Объятия пожилой сакской женщины не вызвали в персе брезгливого чувства, нет - наоборот, давно оторванный от родных, он был, к своему удивлению, даже рад исходившей от рук Томруз сестринской теплоте. Но телохранители за спиной. Донесут Курушу и Гау-Баруве.
- Почему - пока? - Томруз подалась назад и рванула с груди медную гривну.
- Мой светлый государь, - хмуро объявил Михр-Бидад, избегая виноватыми глазами пристального взгляда Томрузовых глаз, - велел передать тебе: "В последний раз я обращаюсь к мудрой Томруз со словами дружбы и привета. Я уничтожил твоих воинов, коварно напавших на мой лагерь у реки. Но Спаргапе я временно сохранил жизнь. Сдайся, покорись, или ты больше никогда не увидишь сына. Он умрет в таких мучениях, что лучше б на свет ему не родиться". Вот возьми. - Михр-Бидад протянул женщине амулет. - Твой сын просил сказать: "Юный кречет - в мышиной норе. Спаси, мать". Он сидит в оковах на дне колодца. Ему не дают ни еды, ни воды.
По кругу сакских вождей прокатился грозный рокот.
Все дружно проклинали Спаргапу за легкомыслие и своеволие, укоряли Томруз за материнскую слабость, за то, что доверила глупому юнцу пятьсот жизней. Они имели на это право. Судить саков - дело сакское. Но перс, чужак - как смеет он измываться над сыном их предводительницы?
- О Анахита... - Томруз схватила амулет, опустилась на белый войлок. Голова ее упала на грудь. Чтобы не повалиться лицом вниз, женщина уперлась правой рукою в пол; левую руку, с амулетом, она прижала ко лбу.
Молча топтался перед нею Михр-Бидад.
Не издавали ни звука сакские вожди.
Безмолвно сидели у входа на корточках персы, телохранители посла.
Где-то далеко-далеко-далеко, за сыпучими барханами, уныло прозвенел переливчатый, грустный и болезненный крик заблудившегося жеребенка. И тотчас же у шатра во весь голос, пронзительно и страшно, с отчаянной тревогой, тоскливо и зовуще заржала кобылица.
Вздрогнул Михр-Бидад. Испуганно переглянулись телохранители. Стиснули зубы сакские вожди. Томруз медленно подняла голову:
- Отдыхайте. Я подумаю. Ответ получите завтра.
...Наступила ночь. В пустыне было черным-черно, как всегда в эту пору, когда на барханы только что опустилась темнота, луна еще не взошла и звезды не разгорелись в полную силу.
Свита Михр-Бидада уснула. Он сидел у порога шатра и думал.
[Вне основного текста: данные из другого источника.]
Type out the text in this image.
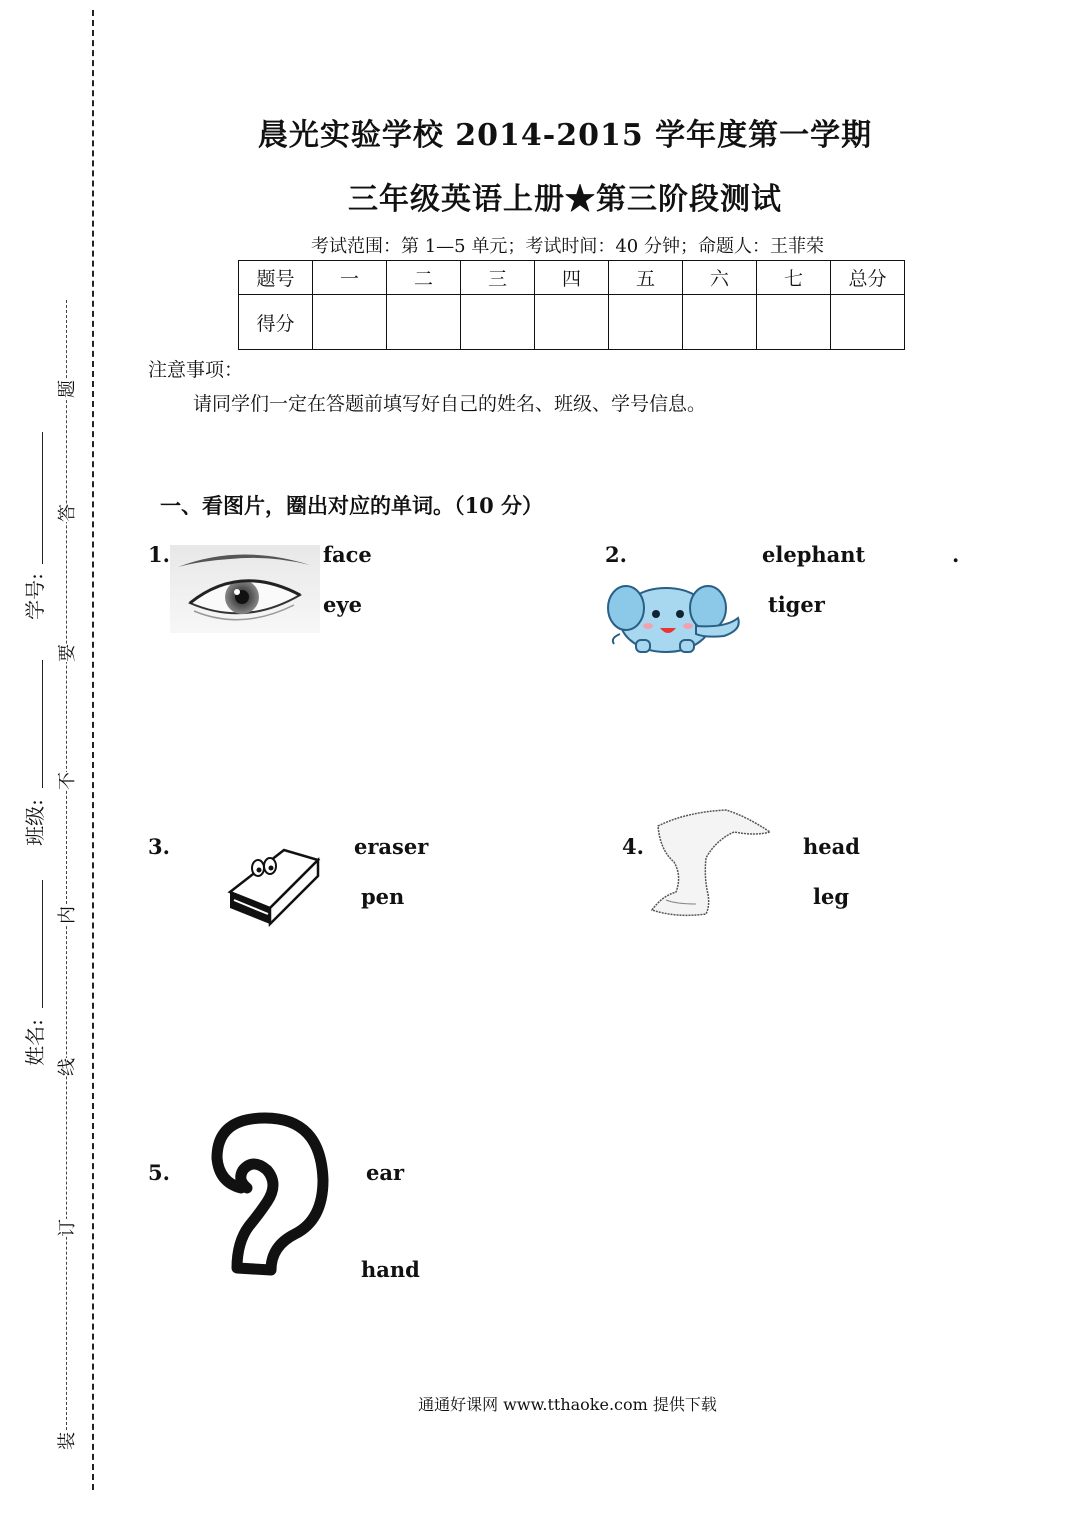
题
答
要
不
内
线
订
装
姓名:
班级:
学号:
晨光实验学校 2014-2015 学年度第一学期
三年级英语上册★第三阶段测试
考试范围：第 1—5 单元；考试时间：40 分钟；命题人：王菲荣
题号	一	二	三	四	五	六	七	总分
得分								
注意事项：
请同学们一定在答题前填写好自己的姓名、班级、学号信息。
一、看图片，圈出对应的单词。（10 分）
1.	face
eye
2.	elephant	.
tiger
3.	eraser
pen
4.	head
leg
5.	ear
hand
通通好课网 www.tthaoke.com 提供下载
Про жизнь. Про разное. Про себя и Томруз. Несчастная женщина. Он представил свою мать. Каково было бы ей, если б саки заточили в темницу Михр-Бидада?.. Все люди - и саки, и персы. Всем одинаково больно и трудно лишаться родных. Почему же люди вечно грызутся между собой?
По песку разлился желтоватый свет.
"Луна всходит", - догадался Михр-Бидад.
И тут по сердцу молодого посла больно ударил странный звук.
Он начался с чуть слышного визга. Вылился в глухой стон, похожий на мучительный вздох. Потом, набирая силу, медленно и плавно, с упругой дрожью, заскользил кверху, перешел в долгий рыдающий вопль, постепенно снизился, сгустился, затих и замер в пустоте.
Михр-Бидад вскочил и побежал от шатра.
Перед ним, в широкой низине у подножья холма, виднелась черной грудой валунов толпа спешенных саков. Кочевники, плотно примкнув друг к другу, сидели на песке, выставив кверху короткие копья. Они не разговаривали и не шевелились.
- Что это было? - шепотом спросил Михр-Бидад.
Один из саков протянул руку в сторону холма - довольно крутого, с песком по склонам и с зубчатой оголенной вершиной.
Прямо над вершиной, в мареве ядовито-зеленого сияния, зловеще всходила луна - огромная, круглая, в красноватых пятнах, как медный щит, забрызганный кровью.
На медном щите луны, сливаясь в один черный силуэт, как бы нанесенный чернью, отчеканились четко очертания скалистого выступа и двух неподвижных существ, занимавших выступ. Сверху, сгорбив спину, упираясь локтями в колени и опустив лицо на ладони, сидела женщина с распущенными волосами, Чуть ниже по склону, у ног женщины, спиною к ней, вытянув шею и запрокинув голову к небу, приютилась большая собака.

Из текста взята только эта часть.